Oklahoma was one of 15 states and the District of Columbia whose food insecurity ranking was above the national average of 11.3 percent of U.S. households, according to the report.

"We're continuing to see it as a very serious issue," said Sally White, chief programs officer at the Regional Food Bank of Oklahoma, the largest private hunger-relief charity in the state.

The Food Bank distributes 24 million pounds of food each year to nearly 500 churches and charities that operate feeding programs in 53 central and western Oklahoma counties.

"It's challenging. We're seeing more and more people with needs coming and sometimes less food to address that," White said.

The Salvation Army's Oklahoma City food pantry closed four times in October after running out of food due to high demand, said spokeswoman Heide Brandes.

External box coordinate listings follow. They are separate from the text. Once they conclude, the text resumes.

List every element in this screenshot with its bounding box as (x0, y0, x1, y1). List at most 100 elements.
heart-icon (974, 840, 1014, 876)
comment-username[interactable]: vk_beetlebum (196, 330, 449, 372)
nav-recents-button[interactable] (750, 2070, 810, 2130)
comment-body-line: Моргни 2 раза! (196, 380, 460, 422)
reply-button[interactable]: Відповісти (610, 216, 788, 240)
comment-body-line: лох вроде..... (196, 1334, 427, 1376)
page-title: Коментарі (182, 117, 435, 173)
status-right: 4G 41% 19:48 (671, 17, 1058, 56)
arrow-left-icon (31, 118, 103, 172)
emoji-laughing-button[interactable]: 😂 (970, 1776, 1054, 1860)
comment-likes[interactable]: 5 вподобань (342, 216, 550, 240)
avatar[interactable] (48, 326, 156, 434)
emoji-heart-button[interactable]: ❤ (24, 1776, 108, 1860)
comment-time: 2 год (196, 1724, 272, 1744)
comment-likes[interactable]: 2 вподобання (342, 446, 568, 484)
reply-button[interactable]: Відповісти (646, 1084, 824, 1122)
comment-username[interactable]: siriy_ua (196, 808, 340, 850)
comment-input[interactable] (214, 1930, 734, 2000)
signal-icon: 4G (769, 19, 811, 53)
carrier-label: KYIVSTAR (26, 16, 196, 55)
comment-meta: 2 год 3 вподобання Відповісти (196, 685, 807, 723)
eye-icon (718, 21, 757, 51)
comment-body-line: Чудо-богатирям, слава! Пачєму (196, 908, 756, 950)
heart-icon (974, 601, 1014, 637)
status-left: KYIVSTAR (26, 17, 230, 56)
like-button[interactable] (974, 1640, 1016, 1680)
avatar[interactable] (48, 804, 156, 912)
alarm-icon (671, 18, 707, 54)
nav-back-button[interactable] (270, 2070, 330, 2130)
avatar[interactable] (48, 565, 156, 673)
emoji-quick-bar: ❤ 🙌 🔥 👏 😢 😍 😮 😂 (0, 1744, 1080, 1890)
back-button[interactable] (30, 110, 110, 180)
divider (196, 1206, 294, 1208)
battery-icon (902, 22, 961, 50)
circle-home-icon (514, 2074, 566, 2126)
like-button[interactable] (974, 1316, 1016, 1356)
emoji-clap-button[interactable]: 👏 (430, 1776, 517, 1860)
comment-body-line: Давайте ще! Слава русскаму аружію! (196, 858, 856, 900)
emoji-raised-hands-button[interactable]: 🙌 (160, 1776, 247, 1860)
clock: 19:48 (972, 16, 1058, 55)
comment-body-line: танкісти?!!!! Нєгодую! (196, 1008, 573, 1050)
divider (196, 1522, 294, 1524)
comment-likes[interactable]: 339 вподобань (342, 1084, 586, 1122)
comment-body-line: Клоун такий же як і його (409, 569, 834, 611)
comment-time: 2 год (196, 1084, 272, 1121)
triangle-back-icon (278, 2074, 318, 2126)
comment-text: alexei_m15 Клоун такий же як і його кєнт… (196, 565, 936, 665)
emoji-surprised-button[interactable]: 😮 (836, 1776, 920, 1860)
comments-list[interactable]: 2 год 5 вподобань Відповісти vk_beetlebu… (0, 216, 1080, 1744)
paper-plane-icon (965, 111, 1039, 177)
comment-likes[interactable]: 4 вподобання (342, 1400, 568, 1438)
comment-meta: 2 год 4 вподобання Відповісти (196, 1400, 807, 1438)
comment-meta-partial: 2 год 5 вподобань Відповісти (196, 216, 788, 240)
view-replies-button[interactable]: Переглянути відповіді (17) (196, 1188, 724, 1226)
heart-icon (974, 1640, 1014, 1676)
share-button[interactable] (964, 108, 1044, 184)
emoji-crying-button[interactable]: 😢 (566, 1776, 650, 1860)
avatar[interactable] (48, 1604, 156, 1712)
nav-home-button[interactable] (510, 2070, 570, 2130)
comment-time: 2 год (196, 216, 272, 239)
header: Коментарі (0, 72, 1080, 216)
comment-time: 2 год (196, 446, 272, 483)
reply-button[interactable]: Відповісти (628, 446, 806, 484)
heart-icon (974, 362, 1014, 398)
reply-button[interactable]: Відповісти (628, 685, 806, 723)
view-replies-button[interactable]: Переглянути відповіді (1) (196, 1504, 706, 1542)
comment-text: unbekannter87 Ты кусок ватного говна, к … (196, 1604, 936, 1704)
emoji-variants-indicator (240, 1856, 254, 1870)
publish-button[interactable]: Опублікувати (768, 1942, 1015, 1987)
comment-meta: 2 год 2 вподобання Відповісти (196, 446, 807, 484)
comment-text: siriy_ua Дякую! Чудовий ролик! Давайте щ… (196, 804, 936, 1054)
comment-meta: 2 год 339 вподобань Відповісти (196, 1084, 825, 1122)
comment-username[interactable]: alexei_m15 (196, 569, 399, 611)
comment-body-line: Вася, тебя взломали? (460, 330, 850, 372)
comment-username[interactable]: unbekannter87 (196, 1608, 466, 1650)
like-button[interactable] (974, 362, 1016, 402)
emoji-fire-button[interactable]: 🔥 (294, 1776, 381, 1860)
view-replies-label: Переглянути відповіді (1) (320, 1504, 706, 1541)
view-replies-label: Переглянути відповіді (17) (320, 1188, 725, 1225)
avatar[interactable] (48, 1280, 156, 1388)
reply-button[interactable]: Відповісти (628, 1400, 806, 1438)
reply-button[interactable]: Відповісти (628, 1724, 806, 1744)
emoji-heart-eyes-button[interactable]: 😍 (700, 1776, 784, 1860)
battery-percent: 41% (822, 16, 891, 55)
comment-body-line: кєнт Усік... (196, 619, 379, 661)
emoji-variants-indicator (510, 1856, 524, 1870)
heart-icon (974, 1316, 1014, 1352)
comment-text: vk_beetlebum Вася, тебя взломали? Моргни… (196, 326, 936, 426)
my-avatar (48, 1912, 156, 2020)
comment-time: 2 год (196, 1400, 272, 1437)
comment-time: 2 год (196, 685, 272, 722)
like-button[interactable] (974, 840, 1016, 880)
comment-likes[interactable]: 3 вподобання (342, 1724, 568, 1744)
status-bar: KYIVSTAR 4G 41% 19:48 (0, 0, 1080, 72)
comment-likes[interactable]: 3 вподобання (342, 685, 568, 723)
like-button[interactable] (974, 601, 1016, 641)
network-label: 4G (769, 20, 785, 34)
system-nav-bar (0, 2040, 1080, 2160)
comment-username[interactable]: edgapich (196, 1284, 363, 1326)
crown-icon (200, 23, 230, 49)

"Food goes very quickly," Brandes said.

Dozens of the charity's clients crowded into the pantry on senior day, a day set aside for elderly men and women to receive bags of donated groceries. Elderly clients are permitted to pick up food twice a month, but it rarely lasts longer than a few days.

"It just helps us out to come here," said Xyla Mann, a disabled Oklahoma City resident who has two of her disabled children living with her.

"There's been times that we had to do it," Mann said. "There's been times when it was really skimpy."

Her friend, Linda Wilson, said groceries she picks up at the food pantry help feed herself, a grandson and other family members who live with her.

"It helps things stretch farther," Wilson said.

"Money never goes far enough, the way gas prices are," Mann added.

The storage shelves in The Salvation Army pantry slowly emptied as workers filled bag after bag with canned fruits and vegetables, rice and a variety of packaged foods. Brandes said the charity gave away 28,000 bags of food during its recently ended 2007 fiscal year, up from 21,000 in 2006.

"What I love to cook is beans and rice cause it fills you up," Wilson said.

"You don't get everything you want to eat, but you do get to eat," Mann said.

The charity spends up to $2,500 a week to help keep the shelves stocked but still experiences shortages, said Toni Sanders, executive director of social and disaster services for The Salvation Army in Oklahoma City.

Sanders said many of The Salvation Army's clients have low or fixed incomes and cannot make ends meet with rising costs fuel and medication.

According to the USDA, about 21 percent of food-insecure households obtained emergency food from a food pantry at some time during the past year, and 2.2 percent ate one or more meals at an emergency kitchen in their community.

"The dollars are just not going far enough," Sanders said. "They buy a percentage of their medication so they can buy food."

The USDA report said the typical food-secure household spent 31 percent more on food than the typical food-insecure household of the same size and household composition.

Rates of food insecurity were substantially higher than the national average for households with incomes near or below the federal poverty level, households with children headed by single women and black and Hispanic households, it said.

Nationwide, children in about 221,000 households experienced reduced food intake and disrupted eating patterns. White said children who are hungry have a hard time focusing on school work.

"They're focusing on their stomach being empty," she said.

Hunger negatively affects every aspect of a person's life, from malnourishment and health problems to productivity on the job, said state Rep. Kris Steele (R-Shawnee) a member of a state Hunger Task Force.

"It's very disturbing," Steele said. "We're talking about a basic need that every human being has."

Steele plans to file legislation to create a Food Security Council that will coordinate food security programs and work to see that no Oklahoman goes hungry. He said he also wants to create new public-private partnerships to enhance food donation and distribution programs already in place.

"The immediate need is to make sure people have enough to eat," Steele said. "In Oklahoma, if we can't take care of our neighbors, who can?"